A community’s chances of a speedy recovery from a hung-over Florida housing market not only depend on how many foreclosed homes they have in the neighborhood but even more importantly on which lenders own those properties.

Working as a short sale realtor in Orlando, I can tell you exactly what banks are the best ones for doing short sales as well as which ones make me cringe as soon as I hear their name in a conversation. Now, things tend to change a bit when are talking about bank-owned homes. This is when the lender takes a home through the foreclosure process and ultimately ends up owning the property after it goes to public auction. Once they own the property, it becomes an REO [real estate owned] which they will then list with a local realtor to try and get it sold.

You would think that lenders would try and get the property sold as soon as possible to avoid any further losses that they’ve already suffered. However, this is not always the case. Many times a bank-owned property will sit vacantly and abandoned with no sign at all of an attempt on the bank’s part to market it and get it sold.
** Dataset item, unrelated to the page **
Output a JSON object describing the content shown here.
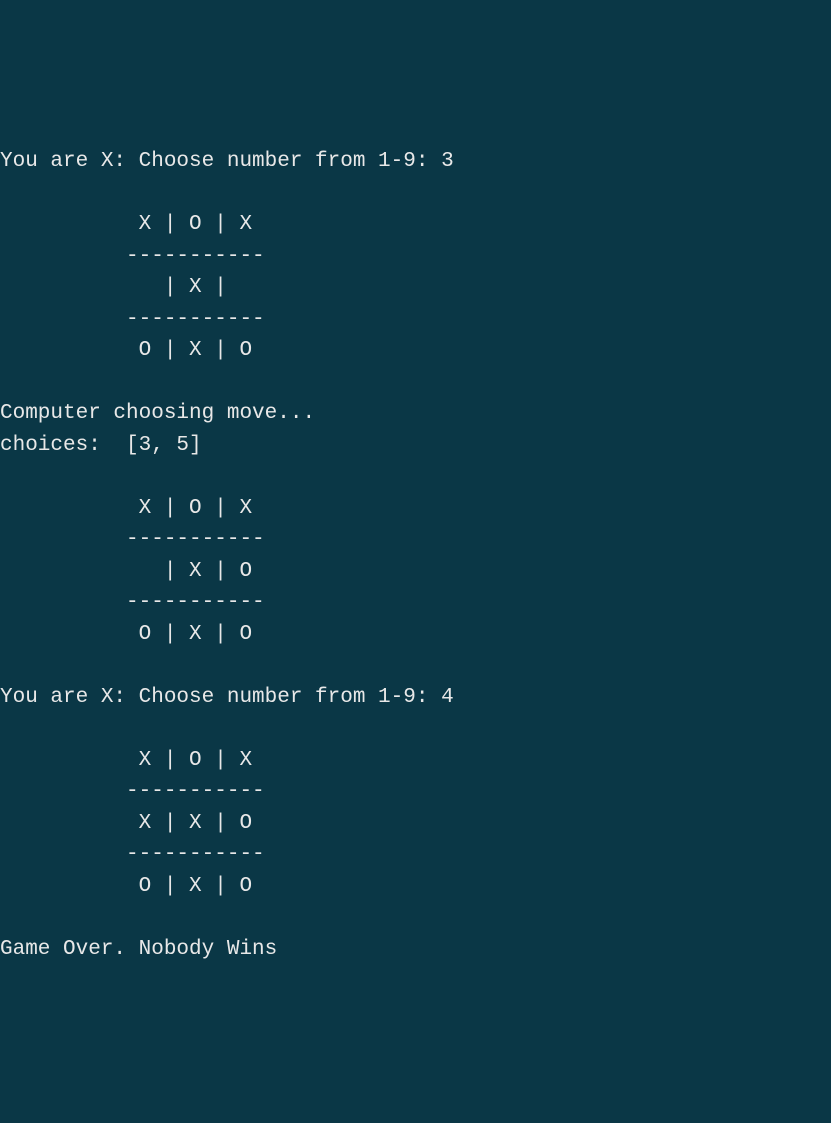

Some realtors believe that it’s a strategy by the lenders to avoid flooding the market with properties again which would cause a dip in prices so they only release a certain amount of properties over a pre-determined amount of time. Others will tell you that it’s because the banks expect the Florida real estate market to continue improving and they want to hold out in order to try and capitalize on higher sales prices.

If that truly is the case then I believe that lenders are taking a huge risk in holding out to sell in a hotter market. For one thing, you should never ever depend on the appreciation. This is something that I learned a long time ago when I first started investing in Orlando real estate. Getting into a real estate investment for the sole purpose of expecting the market to get hot then cashing out is what got a whole lot of folks into trouble in 2007.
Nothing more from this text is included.